Devenney’s argument has long been that a generation growing up swaddled in the blanket has stunted the development of one-to-one defenders. Recent months seem to have proven him right.
For a decade, club football in the northern province walked behind its county scene down the unwieldy path that McGuinness tarmacked.
“The absolute fundamental basics that has made football what it has been, I don’t know how much work has been done on those,” says Aaron Kernan.
“There’s a lot of tactics, a lot of complication of the basics. For me, if you want to get boys defending like Tony Scullion or Kieran McKeever or Andy Mallon or Ryan McMenamin, you need to start identifying those boys in development squads and clubs, and go back to real basics in terms of coaching - attacking your man, show him to his weak side, wait for your chance to pounce and get a hand in.
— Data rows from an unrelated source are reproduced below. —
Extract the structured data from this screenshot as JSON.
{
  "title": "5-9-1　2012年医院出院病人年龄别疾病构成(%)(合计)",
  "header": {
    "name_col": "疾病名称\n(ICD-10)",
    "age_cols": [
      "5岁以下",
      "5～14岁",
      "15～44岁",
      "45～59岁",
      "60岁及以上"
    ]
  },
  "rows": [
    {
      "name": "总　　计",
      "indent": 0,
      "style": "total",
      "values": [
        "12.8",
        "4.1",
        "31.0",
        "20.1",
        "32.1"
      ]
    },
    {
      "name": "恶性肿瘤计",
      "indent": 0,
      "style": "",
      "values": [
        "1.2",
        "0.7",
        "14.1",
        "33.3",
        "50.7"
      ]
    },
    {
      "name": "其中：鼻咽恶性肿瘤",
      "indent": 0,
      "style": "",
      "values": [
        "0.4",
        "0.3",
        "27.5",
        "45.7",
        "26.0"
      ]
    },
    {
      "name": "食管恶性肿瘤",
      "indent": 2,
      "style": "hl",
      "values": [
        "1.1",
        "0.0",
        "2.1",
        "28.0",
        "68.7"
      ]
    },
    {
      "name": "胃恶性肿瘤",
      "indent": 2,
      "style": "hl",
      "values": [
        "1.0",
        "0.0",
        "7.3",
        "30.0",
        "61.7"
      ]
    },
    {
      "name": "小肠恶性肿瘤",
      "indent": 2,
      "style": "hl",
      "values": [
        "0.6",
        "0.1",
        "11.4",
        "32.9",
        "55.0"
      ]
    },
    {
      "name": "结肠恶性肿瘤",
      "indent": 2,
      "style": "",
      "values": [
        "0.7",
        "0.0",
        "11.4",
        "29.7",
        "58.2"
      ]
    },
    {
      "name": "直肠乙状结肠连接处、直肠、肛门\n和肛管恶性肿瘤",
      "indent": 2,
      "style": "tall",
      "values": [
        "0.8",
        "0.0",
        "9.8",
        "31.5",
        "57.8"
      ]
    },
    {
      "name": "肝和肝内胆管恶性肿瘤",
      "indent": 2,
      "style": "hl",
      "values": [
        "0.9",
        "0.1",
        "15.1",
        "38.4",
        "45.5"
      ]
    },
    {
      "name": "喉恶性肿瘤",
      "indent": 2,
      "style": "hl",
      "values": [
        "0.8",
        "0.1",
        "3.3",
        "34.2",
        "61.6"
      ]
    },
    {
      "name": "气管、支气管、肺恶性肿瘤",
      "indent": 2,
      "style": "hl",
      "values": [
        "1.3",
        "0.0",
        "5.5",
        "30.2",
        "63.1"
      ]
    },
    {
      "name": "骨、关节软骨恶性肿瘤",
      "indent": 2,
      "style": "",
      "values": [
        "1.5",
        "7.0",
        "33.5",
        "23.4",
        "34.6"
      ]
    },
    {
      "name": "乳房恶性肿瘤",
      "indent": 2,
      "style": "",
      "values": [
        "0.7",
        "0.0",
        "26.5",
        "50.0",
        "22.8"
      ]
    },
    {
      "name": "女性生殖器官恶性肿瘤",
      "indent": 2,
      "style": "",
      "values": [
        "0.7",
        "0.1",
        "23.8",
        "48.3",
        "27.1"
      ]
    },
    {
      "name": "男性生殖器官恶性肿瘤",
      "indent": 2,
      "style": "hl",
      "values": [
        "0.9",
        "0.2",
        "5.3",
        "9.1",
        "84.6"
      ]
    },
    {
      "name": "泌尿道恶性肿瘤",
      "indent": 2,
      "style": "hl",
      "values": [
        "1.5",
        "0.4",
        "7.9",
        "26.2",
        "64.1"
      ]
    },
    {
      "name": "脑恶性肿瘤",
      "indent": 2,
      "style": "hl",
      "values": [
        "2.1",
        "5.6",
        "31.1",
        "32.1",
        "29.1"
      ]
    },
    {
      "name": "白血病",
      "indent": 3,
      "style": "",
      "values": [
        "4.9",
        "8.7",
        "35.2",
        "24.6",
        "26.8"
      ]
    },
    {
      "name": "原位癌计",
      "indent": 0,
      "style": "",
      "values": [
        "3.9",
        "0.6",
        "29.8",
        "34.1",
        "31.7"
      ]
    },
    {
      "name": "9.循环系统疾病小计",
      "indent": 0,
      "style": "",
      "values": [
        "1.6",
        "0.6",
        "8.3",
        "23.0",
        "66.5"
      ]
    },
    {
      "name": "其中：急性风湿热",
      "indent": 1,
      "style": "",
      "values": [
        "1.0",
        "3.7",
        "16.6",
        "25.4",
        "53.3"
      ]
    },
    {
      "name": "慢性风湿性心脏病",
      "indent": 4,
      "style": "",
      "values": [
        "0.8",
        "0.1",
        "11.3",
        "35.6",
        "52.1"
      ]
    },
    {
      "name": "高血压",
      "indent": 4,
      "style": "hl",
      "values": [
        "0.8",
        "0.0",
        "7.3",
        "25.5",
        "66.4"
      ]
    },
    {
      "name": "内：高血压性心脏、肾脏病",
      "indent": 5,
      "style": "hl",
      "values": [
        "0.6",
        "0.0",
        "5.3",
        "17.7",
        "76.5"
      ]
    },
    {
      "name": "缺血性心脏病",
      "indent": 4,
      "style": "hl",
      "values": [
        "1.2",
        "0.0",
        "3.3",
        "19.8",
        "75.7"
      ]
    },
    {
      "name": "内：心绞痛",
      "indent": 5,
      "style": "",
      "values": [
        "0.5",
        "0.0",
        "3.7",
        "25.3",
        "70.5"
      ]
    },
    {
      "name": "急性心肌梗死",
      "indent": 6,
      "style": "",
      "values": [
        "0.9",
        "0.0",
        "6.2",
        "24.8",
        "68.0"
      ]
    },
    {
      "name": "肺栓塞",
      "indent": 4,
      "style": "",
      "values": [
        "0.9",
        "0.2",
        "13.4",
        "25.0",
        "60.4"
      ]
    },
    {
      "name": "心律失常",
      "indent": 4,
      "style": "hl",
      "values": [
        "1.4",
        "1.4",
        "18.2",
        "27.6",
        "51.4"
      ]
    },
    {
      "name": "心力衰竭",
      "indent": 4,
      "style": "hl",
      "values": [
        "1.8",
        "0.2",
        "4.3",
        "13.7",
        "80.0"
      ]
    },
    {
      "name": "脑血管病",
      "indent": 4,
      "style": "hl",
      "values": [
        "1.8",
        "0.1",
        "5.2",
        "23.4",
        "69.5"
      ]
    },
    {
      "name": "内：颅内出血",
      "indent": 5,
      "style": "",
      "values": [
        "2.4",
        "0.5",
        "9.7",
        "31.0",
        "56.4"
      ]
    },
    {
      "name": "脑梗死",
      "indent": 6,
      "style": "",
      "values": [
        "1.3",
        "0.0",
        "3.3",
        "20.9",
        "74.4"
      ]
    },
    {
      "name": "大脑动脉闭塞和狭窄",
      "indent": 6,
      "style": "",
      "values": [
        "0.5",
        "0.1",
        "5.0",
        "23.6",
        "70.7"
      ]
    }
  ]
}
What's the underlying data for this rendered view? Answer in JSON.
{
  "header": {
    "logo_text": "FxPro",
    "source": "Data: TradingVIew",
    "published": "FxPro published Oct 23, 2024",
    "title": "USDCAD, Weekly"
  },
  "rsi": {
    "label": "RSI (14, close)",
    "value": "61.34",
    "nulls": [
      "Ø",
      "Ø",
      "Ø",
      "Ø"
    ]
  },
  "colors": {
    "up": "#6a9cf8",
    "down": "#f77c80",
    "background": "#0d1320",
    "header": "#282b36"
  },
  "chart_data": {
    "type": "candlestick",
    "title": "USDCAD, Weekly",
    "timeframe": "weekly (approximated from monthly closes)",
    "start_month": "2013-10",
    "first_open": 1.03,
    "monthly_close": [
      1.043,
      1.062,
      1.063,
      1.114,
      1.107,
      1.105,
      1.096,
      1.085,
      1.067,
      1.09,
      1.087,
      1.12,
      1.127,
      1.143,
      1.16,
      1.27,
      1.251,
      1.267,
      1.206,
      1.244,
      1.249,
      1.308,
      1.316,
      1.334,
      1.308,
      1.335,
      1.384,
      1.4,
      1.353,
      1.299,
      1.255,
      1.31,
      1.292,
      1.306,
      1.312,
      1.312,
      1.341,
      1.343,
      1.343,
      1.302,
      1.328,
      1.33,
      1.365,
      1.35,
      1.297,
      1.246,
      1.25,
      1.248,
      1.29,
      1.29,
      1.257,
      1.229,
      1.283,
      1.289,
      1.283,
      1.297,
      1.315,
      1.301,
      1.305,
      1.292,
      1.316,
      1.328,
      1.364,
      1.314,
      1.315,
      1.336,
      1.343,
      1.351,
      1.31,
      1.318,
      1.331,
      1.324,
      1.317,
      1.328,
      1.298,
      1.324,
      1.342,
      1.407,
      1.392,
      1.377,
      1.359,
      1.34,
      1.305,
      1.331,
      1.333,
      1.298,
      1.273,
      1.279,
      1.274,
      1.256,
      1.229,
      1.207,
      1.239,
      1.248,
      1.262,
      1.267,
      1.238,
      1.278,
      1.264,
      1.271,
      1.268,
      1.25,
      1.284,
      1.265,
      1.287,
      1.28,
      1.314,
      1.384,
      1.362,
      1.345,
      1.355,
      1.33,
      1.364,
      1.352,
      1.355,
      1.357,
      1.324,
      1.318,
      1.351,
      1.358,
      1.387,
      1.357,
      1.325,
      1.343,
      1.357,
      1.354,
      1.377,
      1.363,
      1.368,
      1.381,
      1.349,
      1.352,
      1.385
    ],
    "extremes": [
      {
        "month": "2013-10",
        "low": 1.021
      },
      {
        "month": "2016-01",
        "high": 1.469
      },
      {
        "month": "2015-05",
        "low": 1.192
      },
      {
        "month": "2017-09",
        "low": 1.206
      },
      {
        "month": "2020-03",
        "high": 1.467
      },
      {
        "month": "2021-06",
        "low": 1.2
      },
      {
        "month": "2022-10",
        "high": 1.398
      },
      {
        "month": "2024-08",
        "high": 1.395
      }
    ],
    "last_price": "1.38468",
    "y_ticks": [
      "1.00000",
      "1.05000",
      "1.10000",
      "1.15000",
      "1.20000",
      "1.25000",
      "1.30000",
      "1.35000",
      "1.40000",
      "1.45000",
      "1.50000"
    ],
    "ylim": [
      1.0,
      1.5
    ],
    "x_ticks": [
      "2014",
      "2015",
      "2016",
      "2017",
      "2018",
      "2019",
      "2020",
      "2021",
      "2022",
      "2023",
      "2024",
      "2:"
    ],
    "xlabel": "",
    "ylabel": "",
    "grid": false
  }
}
“Players are getting exposed in one-on-one situations and those fundamental basics need to be coached again to give them a chance.
“The absolute out-and-out defending, where men backed themselves in 40 yards of space one-on-one, those men aren’t about in any county. The way football’s gone, it’s something every county will need to focus on.”
Kerry’s great secret in jumping the queue has been never to abandon their principles. There will be times, like the 1990s or the 2010s, when they don’t produce the best footballers in Ireland. Those are tough cycles in a land of winners.
But when they sort things out and they bring through a generation like we’re seeing now, theirs is a generation of thoroughbreds, better schooled in the art of rapid attacking football than anyone else.
“The basic principle in Kerry is to move the ball as quickly as you can, and if you can kick it, then kick it,” says Tomás Ó Sé.
“The game’s come full circle. You can say Kerry stuck to their values – they always try to play football. Club football in Kerry is always played that way.
“The county lads play in that type of football all year, that’s the game they want to play.”
He contrasts that against Tyrone, whom he feels “lost their identity a bit” towards the tail-end of Mickey Harte’s reign as they moved away from the manic pressing that first knocked Kerry off-course in the 2003 All-Ireland semi-final.
“It was the savage workrate between the two 65s that defined them in terms of their defending – unbelievable workrate.
“They evolved the game and Donegal did the same, and it became more about collective defending.
“I like Ulster football at the moment. Teams are defending in numbers but it’s the way they’re attacking. It’s a high-intensity game but it’s great to watch,” said the Kerry legend.
Perhaps Jimmy had a point. The passiveness we saw in the two Ulster semi-finals was the same passiveness that Tyrone were punished for in Killarney when they conceded six goals in the league.
Proving that a decade of defending hasn’t left Ulster’s standard-bearers out of shape for football’s new skin is the big challenge for whoever earns the right to face Kerry.